Accessibilité : le Parlement européen réclame la ratification du Traité de Marrakech

Antoine Oury - 09.02.2016

Edition - Société - Parlement européen - Traité de Marrakech - livres accessibilité


Mi-2013, le Traité de Marrakech représentait une avancée sans précédent dans l'accès aux livres des personnes empêchées, victimes d'un handicap ou simplement trop âgées pour se satisfaire des livres disponibles dans le commerce. Le texte signé sous l'égide de l'Organisation mondiale de la Propriété Intellectuelle devait faciliter la diffusion des textes adaptés. Encore faudrait-il qu'il soit ratifié, ce que l'Union européenne tarde particulièrement à faire.

 

Parlement européen - Bruxelles

(ActuaLitté, CC BY SA 2.0)

 

 

Si les pays peuvent individuellement adhérer au Traité à travers une signature, celui-ci n'est effectif qu'après sa ratification : et pour pouvoir le ratifier, les États membres doivent attendre que l'Union européenne effectue cette ratification. « La Commission européenne doit modifier la directive de 2001 sur l'exception handicap pour permettre aux législations nationales d'intégrer les stipulations du Traité. La France est ainsi soumise au calendrier européen pour engager la ratification du traité » nous expliquait ainsi Aurélie Filippetti, alors ministre de la Culture, en juillet 2014.

 

Sauf que l'Union européenne tarde, et que les principaux intéressés commencent à s'impatienter. Le retard pris dans la ratification proviendrait d'un blocage de plusieurs pays, dont l'Allemagne et l'Italie, au Conseil de l'Europe. La Hongrie, la Grande-Bretagne et Chypre auraient également, à un moment ou un autre, exprimé leur opposition à l'entrée en vigueur du Traité. L'unanimité est requise pour engager la ratification du texte, qui permet ensuite l'entrée en vigueur à l'international, dès lors qu'un certain nombre de pays a ratifié le Traité.

 

L'European Blind Union, principal lobby européen en faveur des personnes malvoyantes ou non voyantes, avait dénoncé la situation à plusieurs reprises, et craignait que « plusieurs années » ne se rajoutent à l'attente.
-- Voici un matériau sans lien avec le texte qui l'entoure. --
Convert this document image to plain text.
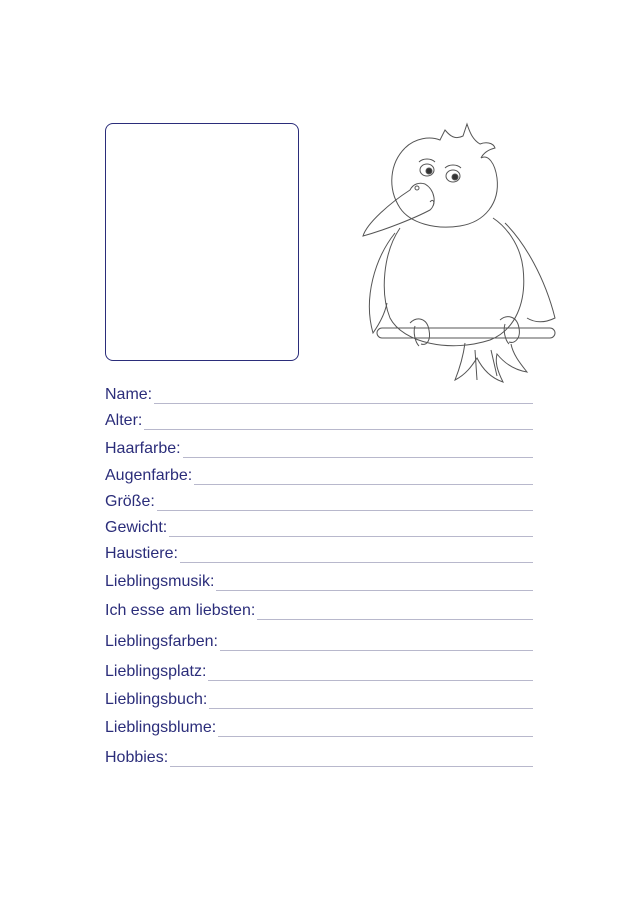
Name:
Alter:
Haarfarbe:
Augenfarbe:
Größe:
Gewicht:
Haustiere:
Lieblingsmusik:
Ich esse am liebsten:
Lieblingsfarben:
Lieblingsplatz:
Lieblingsbuch:
Lieblingsblume:
Hobbies:
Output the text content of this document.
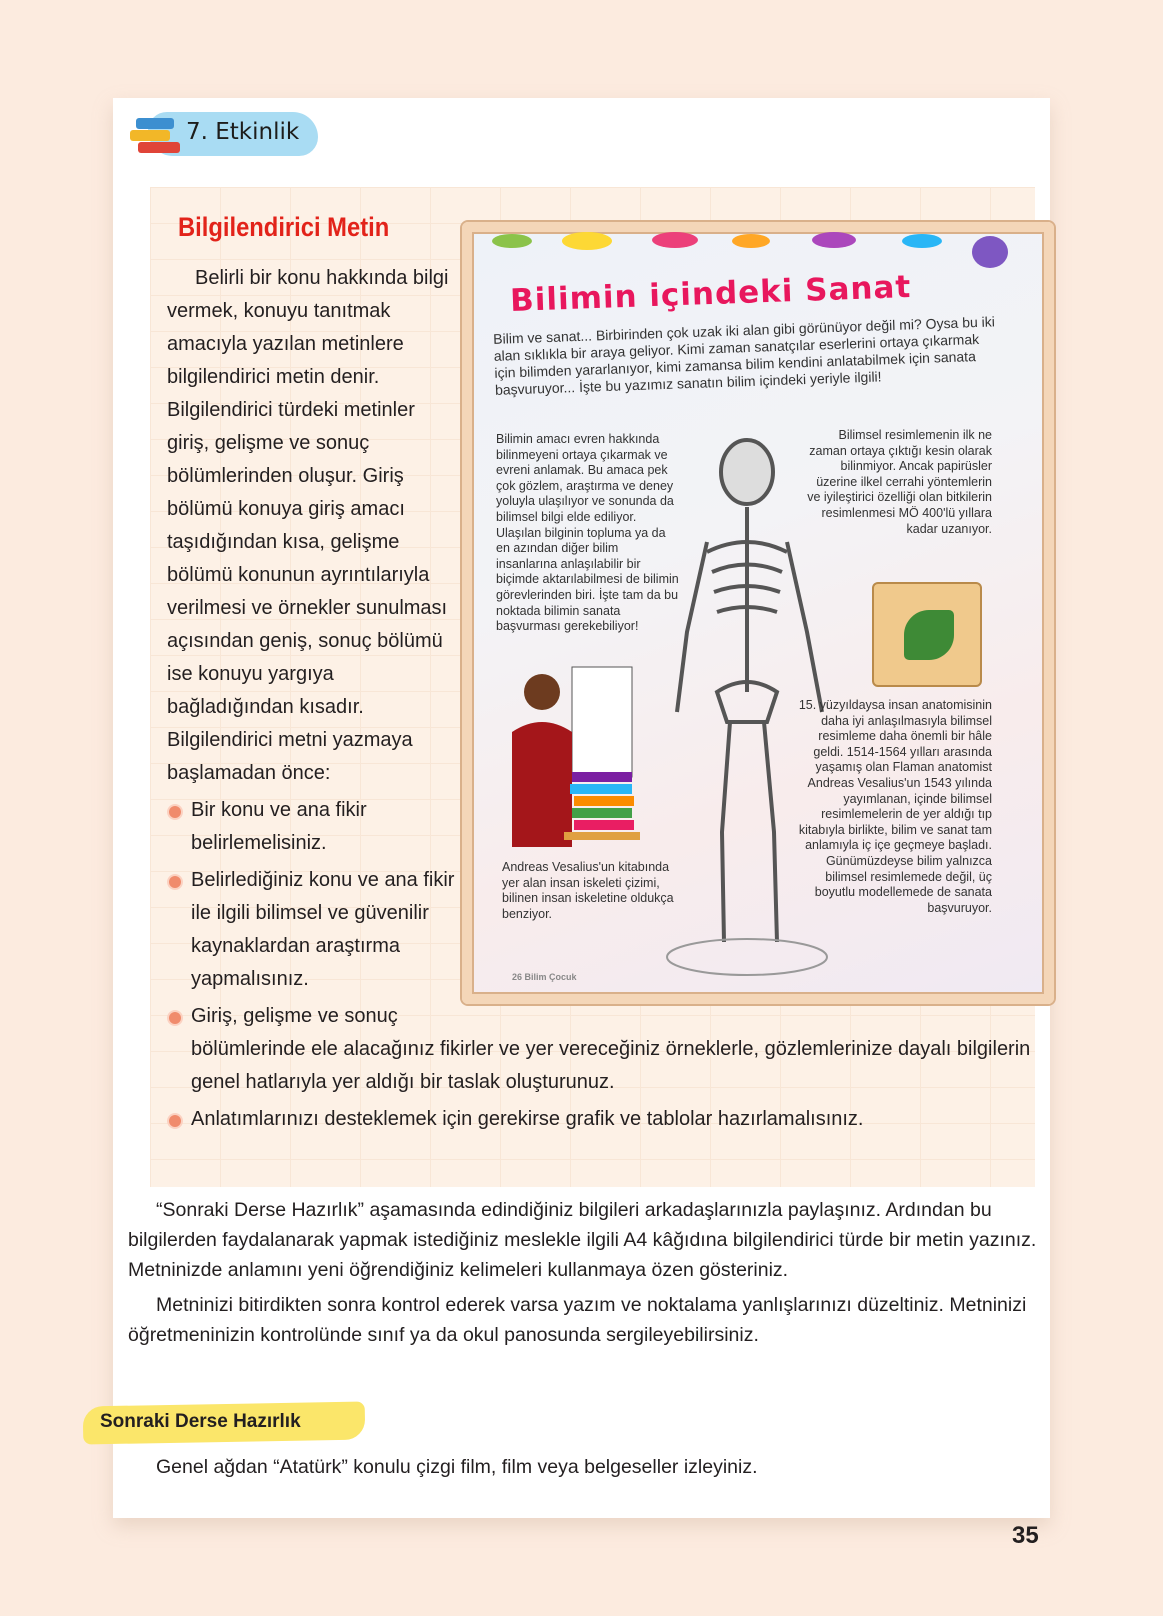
7. Etkinlik
Bilgilendirici Metin

Belirli bir konu hakkında bilgi vermek, konuyu tanıtmak amacıyla yazılan metinlere bilgilendirici metin denir. Bilgilendirici türdeki metinler giriş, gelişme ve sonuç bölümlerinden oluşur. Giriş bölümü konuya giriş amacı taşıdığından kısa, gelişme bölümü konunun ayrıntılarıyla verilmesi ve örnekler sunulması açısından geniş, sonuç bölümü ise konuyu yargıya bağladığından kısadır. Bilgilendirici metni yazmaya başlamadan önce:

Bir konu ve ana fikir belirlemelisiniz.
Belirlediğiniz konu ve ana fikir ile ilgili bilimsel ve güvenilir kaynaklardan araştırma yapmalısınız.
Giriş, gelişme ve sonuç bölümlerinde ele alacağınız fikirler ve yer vereceğiniz örneklerle, gözlemlerinize dayalı bilgilerin genel hatlarıyla yer aldığı bir taslak oluşturunuz.
Anlatımlarınızı desteklemek için gerekirse grafik ve tablolar hazırlamalısınız.
Bilimin içindeki Sanat
Bilim ve sanat... Birbirinden çok uzak iki alan gibi görünüyor değil mi? Oysa bu iki alan sıklıkla bir araya geliyor. Kimi zaman sanatçılar eserlerini ortaya çıkarmak için bilimden yararlanıyor, kimi zamansa bilim kendini anlatabilmek için sanata başvuruyor... İşte bu yazımız sanatın bilim içindeki yeriyle ilgili!
Bilimin amacı evren hakkında bilinmeyeni ortaya çıkarmak ve evreni anlamak. Bu amaca pek çok gözlem, araştırma ve deney yoluyla ulaşılıyor ve sonunda da bilimsel bilgi elde ediliyor. Ulaşılan bilginin topluma ya da en azından diğer bilim insanlarına anlaşılabilir bir biçimde aktarılabilmesi de bilimin görevlerinden biri. İşte tam da bu noktada bilimin sanata başvurması gerekebiliyor!
Bilimsel resimlemenin ilk ne zaman ortaya çıktığı kesin olarak bilinmiyor. Ancak papirüsler üzerine ilkel cerrahi yöntemlerin ve iyileştirici özelliği olan bitkilerin resimlenmesi MÖ 400'lü yıllara kadar uzanıyor.
15. yüzyıldaysa insan anatomisinin daha iyi anlaşılmasıyla bilimsel resimleme daha önemli bir hâle geldi. 1514-1564 yılları arasında yaşamış olan Flaman anatomist Andreas Vesalius'un 1543 yılında yayımlanan, içinde bilimsel resimlemelerin de yer aldığı tıp kitabıyla birlikte, bilim ve sanat tam anlamıyla iç içe geçmeye başladı. Günümüzdeyse bilim yalnızca bilimsel resimlemede değil, üç boyutlu modellemede de sanata başvuruyor.
Andreas Vesalius'un kitabında yer alan insan iskeleti çizimi, bilinen insan iskeletine oldukça benziyor.
26 Bilim Çocuk

“Sonraki Derse Hazırlık” aşamasında edindiğiniz bilgileri arkadaşlarınızla paylaşınız. Ardından bu bilgilerden faydalanarak yapmak istediğiniz meslekle ilgili A4 kâğıdına bilgilendirici türde bir metin yazınız. Metninizde anlamını yeni öğrendiğiniz kelimeleri kullanmaya özen gösteriniz.

Metninizi bitirdikten sonra kontrol ederek varsa yazım ve noktalama yanlışlarınızı düzeltiniz. Metninizi öğretmeninizin kontrolünde sınıf ya da okul panosunda sergileyebilirsiniz.

Sonraki Derse Hazırlık
Genel ağdan “Atatürk” konulu çizgi film, film veya belgeseller izleyiniz.
35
Le 3 février dernier, le Parlement européen a partagé l'inquiétude de l'EBU, et adopté une résolution intimant la Commission et le Conseil de l'Europe d'agir plus rapidement.

 

La résolution rappelle notamment que la Convention des Nations Unies relative aux droits des personnes handicapées insiste sur leur droit à l'éducation : avec seulement 5 % des publications disponibles en version adaptée, inutile de souligner que ce vœu pieux n'est pas vraiment en voie d'accomplissement. 

 

Mais surtout, le Parlement « [r]emarque avec une profonde indignation que sept États membres de l'UE ont formé une minorité de blocage qui entrave le processus de ratification du traité, invite le Conseil et les États membres à accélérer le processus de ratification, sans que cette dernière soit subordonnée à la révision du cadre juridique de l'UE ou de la décision de la Cour de justice de l'Union européenne ».

 

Les 7 États membres opposés à la ratification assurent que celle-ci ne relève pas de la compétence de l'Union, en vertu de la directive Infosoc, mais de celle de chaque État membre. Le Traité suppose la mise en place d'une exception aux droits de reproduction, distribution et communication au public, nécessaires aux associations, mais vues d'un mauvais œil par les ayants droit et organisations d'auteurs...

 

Toutefois, la Commission européenne a assuré qu'elle s'occuperait de la ratification dans le cadre de sa réforme du droit d'auteur.

 

En France, soulignons que le projet de loi Numérique, porté par la secrétaire d’État Axelle Lemaire s’est doté d’un volet consacré à l’accessibilité – dans le cadre du développement de l’économie du savoir et de la connaissance. Il s’agit notamment de favoriser l’accessibilité au numérique, pour les personnes en situation de handicap.  

 

D’autre part, le projet de loi Création intègre ainsi dans son article 11 la réforme de l’exception au droit d’auteur au profit de personnes handicapées. « Je me réjouirais que l’Assemblée adopte l’article, qui permettra à des millions de nos compatriotes qui souffrent d’un handicap visuel ou cognitif d’accéder davantage aux œuvres. C’est une belle réforme de l’exception qui avait été introduite en 2006 dans le code de la propriété intellectuelle. Elle nous permettra d’atteindre l’objectif que nous poursuivons tous : faciliter l’accès à la culture aux personnes qui en sont éloignées en raison de leur handicap », indiquyait la ministre de la Culture, Fleur Pellerin.